Build and push to Dockerhub.

docker build -f Dockerfile.prod -t luftdaten/api:tagname --platform linux/amd64 .
docker push luftdaten/api:tagname

Currently automaticly done by Github Workflow.
Tags:
- **staging**: latest version for testing
- **x.x.x**: released versions for production

### Production

Create docker-compose.prod.yml from example-docker-compose.prod.yml by setting the secret key. Then run:

docker compose -f docker-compose.prod.yml up -d

Optional **monitoring** (Prometheus, Grafana, postgres_exporter): copy `monitoring/` from the repo next to your compose file, set `GRAFANA_ADMIN_PASSWORD` in `.env`, then:

docker compose -f docker-compose.prod.yml --profile monitoring up -d

Production example compose exposes Grafana via Traefik at `grafana.staging.api.luftdaten.at` (override with `GF_SERVER_ROOT_URL` in `.env` if your host differs). Traefik’s `loadbalancer.server.port` for Grafana must be **3000** (Grafana’s default HTTP port), not 80 — otherwise Traefik returns **502 Bad Gateway**.

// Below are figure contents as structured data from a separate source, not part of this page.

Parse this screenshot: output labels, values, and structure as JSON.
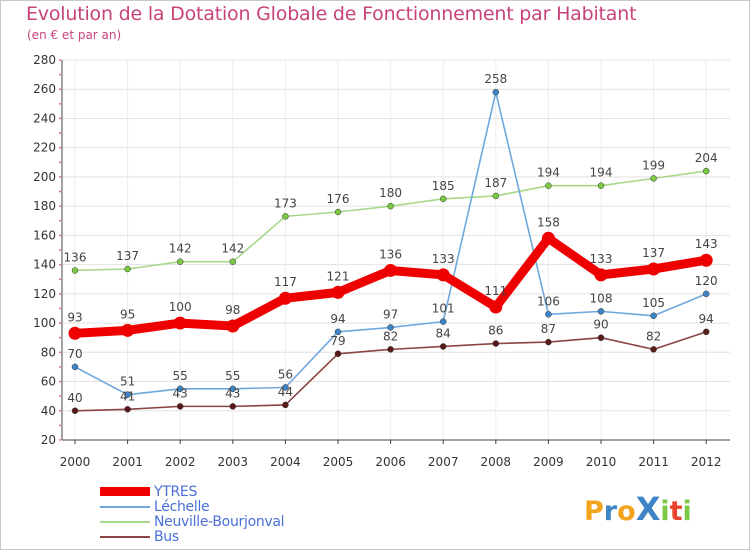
{
  "chart_data": {
    "type": "line",
    "title": "Evolution de la Dotation Globale de Fonctionnement par Habitant",
    "subtitle": "(en € et par an)",
    "xlabel": "",
    "ylabel": "",
    "categories": [
      "2000",
      "2001",
      "2002",
      "2003",
      "2004",
      "2005",
      "2006",
      "2007",
      "2008",
      "2009",
      "2010",
      "2011",
      "2012"
    ],
    "ylim": [
      20,
      280
    ],
    "yticks": [
      "20",
      "40",
      "60",
      "80",
      "100",
      "120",
      "140",
      "160",
      "180",
      "200",
      "220",
      "240",
      "260",
      "280"
    ],
    "grid": true,
    "legend_position": "bottom-left",
    "series": [
      {
        "name": "YTRES",
        "color": "#ee0000",
        "marker": "#ee0000",
        "values": [
          93,
          95,
          100,
          98,
          117,
          121,
          136,
          133,
          111,
          158,
          133,
          137,
          143
        ],
        "labels": [
          "93",
          "95",
          "100",
          "98",
          "117",
          "121",
          "136",
          "133",
          "111",
          "158",
          "133",
          "137",
          "143"
        ]
      },
      {
        "name": "Léchelle",
        "color": "#6fa8dc",
        "marker": "#3d85c6",
        "values": [
          70,
          51,
          55,
          55,
          56,
          94,
          97,
          101,
          258,
          106,
          108,
          105,
          120
        ],
        "labels": [
          "70",
          "51",
          "55",
          "55",
          "56",
          "94",
          "97",
          "101",
          "258",
          "106",
          "108",
          "105",
          "120"
        ]
      },
      {
        "name": "Neuville-Bourjonval",
        "color": "#a8d889",
        "marker": "#7ac943",
        "values": [
          136,
          137,
          142,
          142,
          173,
          176,
          180,
          185,
          187,
          194,
          194,
          199,
          204
        ],
        "labels": [
          "136",
          "137",
          "142",
          "142",
          "173",
          "176",
          "180",
          "185",
          "187",
          "194",
          "194",
          "199",
          "204"
        ]
      },
      {
        "name": "Bus",
        "color": "#8b4545",
        "marker": "#5a1a1a",
        "values": [
          40,
          41,
          43,
          43,
          44,
          79,
          82,
          84,
          86,
          87,
          90,
          82,
          94
        ],
        "labels": [
          "40",
          "41",
          "43",
          "43",
          "44",
          "79",
          "82",
          "84",
          "86",
          "87",
          "90",
          "82",
          "94"
        ]
      }
    ]
  },
  "legend": {
    "items": [
      {
        "label": "YTRES",
        "color": "#ee0000"
      },
      {
        "label": "Léchelle",
        "color": "#6fa8dc"
      },
      {
        "label": "Neuville-Bourjonval",
        "color": "#a8d889"
      },
      {
        "label": "Bus",
        "color": "#8b4545"
      }
    ]
  },
  "logo": {
    "text": "ProXiti",
    "letters": [
      "P",
      "r",
      "o",
      "X",
      "i",
      "t",
      "i"
    ],
    "colors": [
      "#f4a31c",
      "#3d85c6",
      "#f4a31c",
      "#3d85c6",
      "#7ac943",
      "#e8452c",
      "#7ac943"
    ]
  }
}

Create database structure:

docker compose exec app alembic upgrade head

## API Documentation

Open API Standard 3.1

/docs
https://api.luftdaten.at/docs

**Note:** `GET /v1/station/historical` requires **`station_ids`** with at least one device ID (comma-separated). Omitting it or sending an empty value returns **422**; use `GET /v1/station/all` (or similar) to discover IDs first.

## License
This project is licensed under GNU General Public License v3.0.